Information Theory and Error Control Coding Overview


Running Time: 4:23

This playlist provides a brief introduction to information theory and error control coding. The areas of information theory and error control coding are quite vast, so we only touch on a few topics. The first main topic is channel capacity. Channel capacity is the maximum data rate that can be achieved on a communication channel with arbitrarily low probability of error rates. The second topic is block coding. Block coding is a technique for mapping k-bit input words to n-bit output words in way to provide robustness against bit error during data transmission.

Channel Capacity and the Channel Error Exponent


Running Time: 8:39

The capacity of a communication channel, C, is the maximum data rate that can be communicated at with an arbitrarily low probability of error rate. The channel error exponent E(Rm) is a function of the communication rate Rm, and lets use provide a bound on the probability of bit error rate. As long as as the channel error exponent E(Rm) is positive, we can increase the transmission time T to achieve low error rate. Importantly, the channel error exponent is positive as long as Rm is less than C.

Shannon's Capacity Formula


Running Time: 10:41

The channel capacity equation for the special case of an additive white noise Gaussian channel (AWGN) has a simple form. This equation is often called the "Shannon Capacity Equation" or the "Shannon-Hartley Theorem". This video provides the equation, and also examines the capacity equation when operating a data rate Rm that achieves capacity (i.e. Rm = C). This curve divides the Eb/N0 vs Rm/B plane into two regions. To the left of the curve we operate within the channel capacity and can achieve arbitrarily small error rates. To the right of the curve we exceed channel capacity and cannot provide guaranteed performance.

Block Coding Introduction


Running Time: 10:29

Block codes are an error control coding technique. They add extra bits of information to the original data bits to provide error detection and correction capabilities. An (n,k) block code takes a k-bit input word w, and maps it to an n-bit codeword x. The code rate of a block code is R = n/k. We discuss how the mapping from message words to codewords should be one-to-one, and ideally, the codewords should be as "different" as possible. This seems like an intuitive/reasonable strategy for constructing a block code. In the next video, we formally derive the optimal decoding rule and see how codeword distance is indeed an important design factor.

The Hamming Distance


Running Time: 4:05

The Hamming distance is a measure of distance between two codewords. We denote the distance between y and x as dH(y,x). The distance is easily computed as summation of the bit-wise modulo-2 sum. In other words, the Hamming distance between two vectors is just the number of bit positions where they differ.

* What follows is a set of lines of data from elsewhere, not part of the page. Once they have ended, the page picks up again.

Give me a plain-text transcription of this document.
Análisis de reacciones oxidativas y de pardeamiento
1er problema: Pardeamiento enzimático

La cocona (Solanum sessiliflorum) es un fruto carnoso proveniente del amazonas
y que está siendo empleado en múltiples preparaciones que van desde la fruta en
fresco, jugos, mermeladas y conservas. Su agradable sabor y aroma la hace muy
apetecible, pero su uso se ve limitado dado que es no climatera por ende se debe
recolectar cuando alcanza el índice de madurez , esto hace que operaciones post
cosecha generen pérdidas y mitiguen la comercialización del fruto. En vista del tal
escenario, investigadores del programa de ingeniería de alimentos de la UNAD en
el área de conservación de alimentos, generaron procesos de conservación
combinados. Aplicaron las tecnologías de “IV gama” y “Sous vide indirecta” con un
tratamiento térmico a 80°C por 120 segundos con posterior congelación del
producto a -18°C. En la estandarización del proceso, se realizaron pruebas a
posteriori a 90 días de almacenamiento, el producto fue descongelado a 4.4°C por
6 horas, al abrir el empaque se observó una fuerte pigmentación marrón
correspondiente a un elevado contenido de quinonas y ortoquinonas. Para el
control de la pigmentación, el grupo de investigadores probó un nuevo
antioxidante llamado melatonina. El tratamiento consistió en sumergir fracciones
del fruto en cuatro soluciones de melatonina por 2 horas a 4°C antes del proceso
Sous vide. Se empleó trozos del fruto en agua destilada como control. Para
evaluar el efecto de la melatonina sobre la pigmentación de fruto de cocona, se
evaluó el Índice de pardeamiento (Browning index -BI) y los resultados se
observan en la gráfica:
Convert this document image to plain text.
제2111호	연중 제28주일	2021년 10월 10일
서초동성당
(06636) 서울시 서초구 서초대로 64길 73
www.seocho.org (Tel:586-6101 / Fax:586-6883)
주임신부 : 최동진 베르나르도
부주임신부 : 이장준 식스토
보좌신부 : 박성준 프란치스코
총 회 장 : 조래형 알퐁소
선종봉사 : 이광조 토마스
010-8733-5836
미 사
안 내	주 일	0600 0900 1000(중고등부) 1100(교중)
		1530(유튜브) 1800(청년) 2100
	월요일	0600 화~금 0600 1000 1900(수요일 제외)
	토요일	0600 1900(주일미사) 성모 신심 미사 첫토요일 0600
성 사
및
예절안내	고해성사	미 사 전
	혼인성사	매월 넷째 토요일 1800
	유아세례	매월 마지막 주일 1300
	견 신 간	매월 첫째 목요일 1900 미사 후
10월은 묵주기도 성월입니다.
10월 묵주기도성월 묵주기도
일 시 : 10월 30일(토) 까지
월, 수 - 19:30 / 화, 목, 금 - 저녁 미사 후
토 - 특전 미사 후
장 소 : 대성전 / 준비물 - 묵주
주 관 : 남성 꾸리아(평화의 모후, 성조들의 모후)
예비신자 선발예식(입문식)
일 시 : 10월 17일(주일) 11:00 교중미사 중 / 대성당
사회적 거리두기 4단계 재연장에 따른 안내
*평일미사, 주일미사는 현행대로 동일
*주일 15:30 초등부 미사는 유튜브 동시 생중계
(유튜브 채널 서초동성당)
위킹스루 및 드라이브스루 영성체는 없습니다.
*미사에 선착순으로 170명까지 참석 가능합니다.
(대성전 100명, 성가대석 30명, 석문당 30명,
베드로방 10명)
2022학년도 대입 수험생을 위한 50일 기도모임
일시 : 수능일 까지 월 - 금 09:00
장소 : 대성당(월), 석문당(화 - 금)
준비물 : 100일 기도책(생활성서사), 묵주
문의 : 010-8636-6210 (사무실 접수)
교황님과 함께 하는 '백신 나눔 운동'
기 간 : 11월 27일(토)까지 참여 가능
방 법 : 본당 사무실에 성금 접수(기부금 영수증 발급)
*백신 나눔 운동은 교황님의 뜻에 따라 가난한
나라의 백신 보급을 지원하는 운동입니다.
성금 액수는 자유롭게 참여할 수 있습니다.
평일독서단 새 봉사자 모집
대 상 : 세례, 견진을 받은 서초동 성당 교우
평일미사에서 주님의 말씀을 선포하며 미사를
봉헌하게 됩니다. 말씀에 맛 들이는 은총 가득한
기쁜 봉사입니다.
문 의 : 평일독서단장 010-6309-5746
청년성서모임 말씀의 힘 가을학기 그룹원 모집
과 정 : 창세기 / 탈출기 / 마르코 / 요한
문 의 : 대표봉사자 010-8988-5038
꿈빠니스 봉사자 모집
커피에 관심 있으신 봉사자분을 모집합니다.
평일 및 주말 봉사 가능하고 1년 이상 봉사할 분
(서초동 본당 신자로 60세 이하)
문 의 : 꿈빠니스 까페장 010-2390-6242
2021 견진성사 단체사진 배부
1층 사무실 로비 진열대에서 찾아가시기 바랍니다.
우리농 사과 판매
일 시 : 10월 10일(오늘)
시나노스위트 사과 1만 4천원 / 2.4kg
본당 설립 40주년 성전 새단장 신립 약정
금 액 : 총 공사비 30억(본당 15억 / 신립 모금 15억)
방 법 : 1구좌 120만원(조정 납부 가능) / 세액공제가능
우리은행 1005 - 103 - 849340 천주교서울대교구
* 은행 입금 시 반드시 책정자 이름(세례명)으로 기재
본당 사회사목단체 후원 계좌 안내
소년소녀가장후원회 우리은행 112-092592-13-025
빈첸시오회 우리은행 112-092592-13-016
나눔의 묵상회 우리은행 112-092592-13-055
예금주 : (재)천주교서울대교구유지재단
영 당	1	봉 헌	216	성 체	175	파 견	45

Block Decoding Minimum Distance Decoding Rule Derivation


Running Time: 12:45

We derive the optimum decision rule for block coding on the binary symmetric channel (BSC). We start by writing an expression for the posterior probability P(xm | y). We want to choose xm that maximizes this probability for the value of y observed at the receiver. We re-write this expression using Bayes rule, and show that maximizing this posterior probability is equivalent to choosing the codeword xm that has minimum distance to y. So, we our optimal decision is simply the codeword xm that has the smallest Hamming distance dH(xm,y). This is why the decoding operation is referred to as a minimum distance decoding rule.